Illegal miners inside a mine security fence.

ONE interesting development to come out of the latest illegal mining disaster in which miners – ‘zama-zamas’ – were killed at Langlaaate near Johannesburg has been the suggestion by Cosatu that the South African government decriminalise the activity.

“It is now obvious that focusing on criminalisation of the independent small scale mining, where there are millions of unemployed people desperately looking for jobs is not the solution,” it said.

“The federation is calling on the Chamber of Mines and Government to explore the possibility of legalising and regulating the small scale mining as a way of minimising dangers and also removing the criminal elements that send some of these desperate people underground,” it added.

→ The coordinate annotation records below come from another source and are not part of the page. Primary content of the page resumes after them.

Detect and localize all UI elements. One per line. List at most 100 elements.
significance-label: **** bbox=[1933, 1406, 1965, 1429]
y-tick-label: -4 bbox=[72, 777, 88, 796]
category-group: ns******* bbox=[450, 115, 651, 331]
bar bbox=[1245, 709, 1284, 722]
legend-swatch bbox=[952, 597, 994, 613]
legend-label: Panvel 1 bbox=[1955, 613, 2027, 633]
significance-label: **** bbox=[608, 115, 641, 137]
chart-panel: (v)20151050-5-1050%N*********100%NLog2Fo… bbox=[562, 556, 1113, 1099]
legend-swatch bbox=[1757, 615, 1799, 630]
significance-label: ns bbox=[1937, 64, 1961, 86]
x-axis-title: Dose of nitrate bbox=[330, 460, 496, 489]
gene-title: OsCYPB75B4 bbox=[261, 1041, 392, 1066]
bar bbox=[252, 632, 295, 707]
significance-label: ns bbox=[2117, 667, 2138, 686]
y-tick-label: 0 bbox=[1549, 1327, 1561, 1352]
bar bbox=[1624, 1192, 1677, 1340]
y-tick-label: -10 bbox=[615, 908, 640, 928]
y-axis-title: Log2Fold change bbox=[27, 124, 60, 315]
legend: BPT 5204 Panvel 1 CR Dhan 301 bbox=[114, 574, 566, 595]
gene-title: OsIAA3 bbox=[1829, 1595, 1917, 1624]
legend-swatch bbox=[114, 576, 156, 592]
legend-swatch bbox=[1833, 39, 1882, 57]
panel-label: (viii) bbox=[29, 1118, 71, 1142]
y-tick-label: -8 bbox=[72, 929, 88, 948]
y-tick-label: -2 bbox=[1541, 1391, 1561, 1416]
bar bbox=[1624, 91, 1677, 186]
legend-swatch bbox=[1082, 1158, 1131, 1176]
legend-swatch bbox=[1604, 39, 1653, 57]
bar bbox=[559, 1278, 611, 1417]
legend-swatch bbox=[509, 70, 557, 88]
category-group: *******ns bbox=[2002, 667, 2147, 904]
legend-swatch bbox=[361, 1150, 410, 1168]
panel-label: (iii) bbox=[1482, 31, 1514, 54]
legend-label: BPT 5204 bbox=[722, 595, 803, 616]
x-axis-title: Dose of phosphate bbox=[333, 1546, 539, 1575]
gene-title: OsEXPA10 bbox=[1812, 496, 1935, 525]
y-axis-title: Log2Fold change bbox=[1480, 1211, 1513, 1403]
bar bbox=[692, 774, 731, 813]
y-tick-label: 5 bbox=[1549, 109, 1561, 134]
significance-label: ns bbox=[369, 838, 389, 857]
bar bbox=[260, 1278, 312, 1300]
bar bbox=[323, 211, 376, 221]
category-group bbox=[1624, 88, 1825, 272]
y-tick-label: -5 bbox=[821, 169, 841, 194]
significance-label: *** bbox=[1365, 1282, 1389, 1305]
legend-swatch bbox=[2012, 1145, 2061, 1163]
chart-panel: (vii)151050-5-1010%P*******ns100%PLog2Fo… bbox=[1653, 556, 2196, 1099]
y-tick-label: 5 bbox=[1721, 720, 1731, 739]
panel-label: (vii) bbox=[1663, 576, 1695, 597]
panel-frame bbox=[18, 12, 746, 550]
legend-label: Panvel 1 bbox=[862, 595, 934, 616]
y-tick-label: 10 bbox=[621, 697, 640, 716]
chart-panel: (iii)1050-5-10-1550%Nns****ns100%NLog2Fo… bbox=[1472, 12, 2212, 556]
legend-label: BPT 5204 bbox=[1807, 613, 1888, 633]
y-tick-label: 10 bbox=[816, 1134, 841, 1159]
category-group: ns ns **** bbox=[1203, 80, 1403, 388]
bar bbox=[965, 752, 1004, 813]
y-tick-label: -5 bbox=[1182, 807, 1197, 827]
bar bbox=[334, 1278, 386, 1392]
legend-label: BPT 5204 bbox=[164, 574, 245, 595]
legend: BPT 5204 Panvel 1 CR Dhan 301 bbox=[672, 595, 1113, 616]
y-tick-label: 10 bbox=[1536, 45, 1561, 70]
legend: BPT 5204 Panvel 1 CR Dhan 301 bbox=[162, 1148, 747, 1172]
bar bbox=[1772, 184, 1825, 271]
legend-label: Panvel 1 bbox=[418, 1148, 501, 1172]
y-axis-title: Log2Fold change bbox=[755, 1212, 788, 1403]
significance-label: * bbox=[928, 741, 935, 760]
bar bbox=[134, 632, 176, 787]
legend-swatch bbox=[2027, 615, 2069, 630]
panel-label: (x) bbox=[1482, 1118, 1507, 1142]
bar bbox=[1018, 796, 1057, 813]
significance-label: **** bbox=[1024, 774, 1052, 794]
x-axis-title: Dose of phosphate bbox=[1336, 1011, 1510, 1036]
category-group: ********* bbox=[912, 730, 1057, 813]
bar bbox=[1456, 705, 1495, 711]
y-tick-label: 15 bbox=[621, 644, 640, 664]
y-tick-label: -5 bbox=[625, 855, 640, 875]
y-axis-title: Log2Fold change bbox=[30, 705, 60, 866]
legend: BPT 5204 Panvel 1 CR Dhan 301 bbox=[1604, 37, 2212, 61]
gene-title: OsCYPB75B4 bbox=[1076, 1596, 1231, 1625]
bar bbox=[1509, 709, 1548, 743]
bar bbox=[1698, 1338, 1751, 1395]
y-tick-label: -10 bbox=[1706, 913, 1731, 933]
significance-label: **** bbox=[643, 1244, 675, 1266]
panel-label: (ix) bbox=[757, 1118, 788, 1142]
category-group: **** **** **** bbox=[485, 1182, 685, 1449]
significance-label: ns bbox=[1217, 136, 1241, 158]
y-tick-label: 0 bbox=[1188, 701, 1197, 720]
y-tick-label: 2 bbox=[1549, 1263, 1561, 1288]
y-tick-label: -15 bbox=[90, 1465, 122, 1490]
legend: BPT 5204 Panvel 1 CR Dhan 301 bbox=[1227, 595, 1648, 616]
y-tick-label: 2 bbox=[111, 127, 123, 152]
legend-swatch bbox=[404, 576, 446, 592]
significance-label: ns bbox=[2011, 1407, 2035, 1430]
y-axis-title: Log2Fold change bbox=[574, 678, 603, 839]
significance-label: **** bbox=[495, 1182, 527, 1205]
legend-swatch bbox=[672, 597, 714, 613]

Cosatu’s notion is far from hare-brained. The Chamber of Mines has raised this notion too. “It is unlikely that these miners can be absorbed into the work force, instead they could create small scale businesses which could create employment and benefit communities,” it said in a report in February. The fiscus could also benefit, it added.

According to the International Council for Mining and Metals (ICMM), there are examples where private sector co-operation with the informal sector has worked such as in the Democratic Republic of Congo’s copper fields in which Ruashi Mining, a company once operated by Metorex, a Johannesburg listed firm before it was bought out, worked with the artisanal miners near its mine.

What’s required, however, is a mind shift on the part of both sides, and the government.

The ICMM said in a report that legislation has to be amended to allow for the issue of small scale mining permits while mining firms would have to invest in the community involved in mining by providing micro-finance and improving the safety culture. For their part, artisanal miners would be required to work in cooperatives.

The benefits extend to improving the fatality rate which is estimated to be 90 times worse than in the large scale mining sector. The environment is also assisted as illegal small scale miners are infamous for using mercury in amalgam – the agent in a process through which gold is extracted from ore.

Cooperation with small scale mining also helps with the safe rehabilitation of mined-out resources provided the artisanal miners are informed early enough of mining company decisions whilst exploration is also assisted, claims the ICMM.

It might be along these lines that AngloGold Ashanti is able to resolve its own influx of artisanal mining at its Obuasi gold mine in Ghana where thousands from the local population have invaded its high grade shaft, currently on care and maintenance whilst it sets about a restructure.

In South Africa, the distribution of artisanal mining is not as significant.

According to the ICMM, there are about 5,000 to 50,000 illegal miners operating in the country; not a very exact number perhaps underpinning one of the problems with the issue, but much less than in Zimbabwe where up to 500,000 illegal miners are known to operate, especially its diamond resources. Still, the problem is a socially troubling one.

The Chamber of Mines estimates that about 70% of all arrested illegal miners are also illegal immigrants feeding a five-tier system which has the impoverished miner operating at the bottom of the chain and unwitting, offshore metal refining companies at the top. The other three tiers consist of local and regional buyers of metals and other criminal elements participating in an industry that generates R6bn in revenue a year.

But is it as simple as forming joint ventures with zama-zamas critics say, who add that business can’t get involved with illegal activity?

A lot of so-called ‘artisanal’ mining in South Africa is in deep underground mines which require significant recapitalisation in ventilation and security in order to make them mining-ready again, assuming they are even worth mining in the first place.